No, no, no Amber, you will not fall again. I tried, I really tried to keep those handlebars straight and make sure I sat up upright to keep my balance but as soon as Soot, Mrs McGreggors Scottish terrier, ran up to the gate and started yapping, my concentration faltered and I fell. My bike crashed to the ground, again, and I landed with a thud. A jagged stone cut into my knee and the pain was so bad I burst into tears, crying like a baby.

Simon and Eric were sitting on Eric’s wall laughing at me as I sat there sobbing, embarrassed I’d fallen yet again, angry at myself for having fallen yet again, and in pain from scraping my knees, yet again. James ran up to me and wrapped his arm around my shoulder. “What are you two laughing at?” he growled and they immediately shut up.

“We, um, just-” Eric stuttered.

“Shut up! If I hear you, either of you, laughing at my kid sister again I swear I will punch you so hard. You hear me?” I peered out the corner of my eye as both Simon and Eric swallowed hard and with wide eyes nodded their heads. They knew not to mess with James. They knew he would follow through on his promise. “Good! Come on Ambs, let’s get you indoors. I think you’ve had enough for today.”
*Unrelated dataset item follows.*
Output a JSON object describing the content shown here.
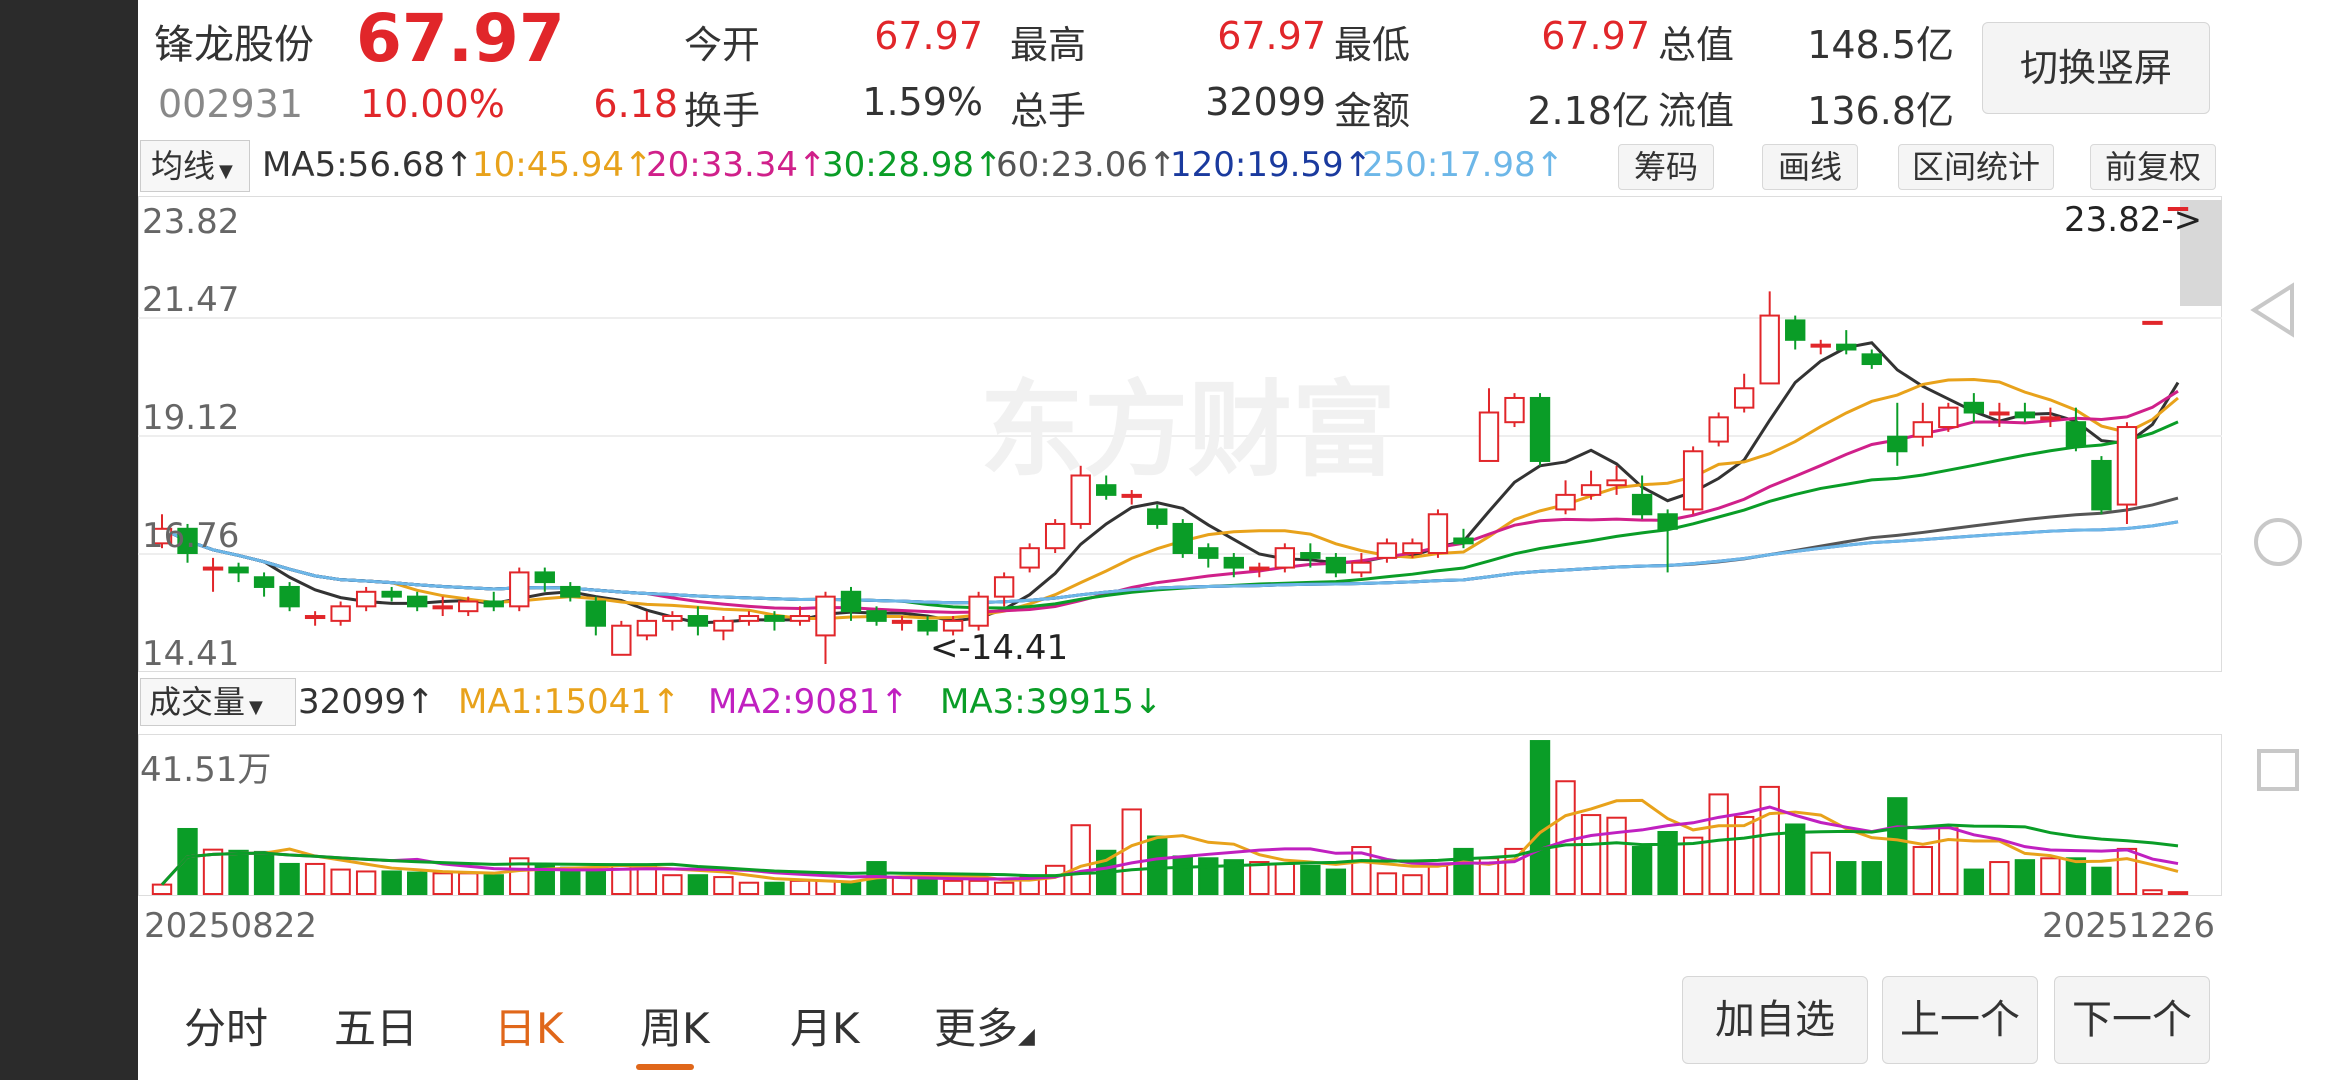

James helped me to my feet, wiped my tears and, pulling my bike along by the handlebars he walked me back home.

“What happened to you?” Mum said rushing over to me when we stepped indoors and she heard my sobbing.

“She fell again.” I hiccupped on a sob as Mum lifted me onto the counter and inspected my scraped knees. “She’s getting better though, right Ambs?” James continued. I didn’t agree. I couldn’t. I wasn’t sure I would ever be able to pick it up.

“Wait there sweetie, let me get some antiseptic and plasters and make you all better.” Mum smiled brightly and rubbed my cheek before walking off to get the first aid kit.

I hiccupped again and swung my legs against the cupboards. “When I grow up, I want a husband just like you.”

James laughed. “Oh yeah? Like what? Handsome and strong?”

I shook my head. “No, nice. I want a husband who helps me up when I fall down and who will shout at the mean boys who laugh at me.”

James’s laughter stopped and he looked at me like I was his sun, lighting up his world.


“And you will sweetheart. You will,” Mum said returning with a smile and the first aid box.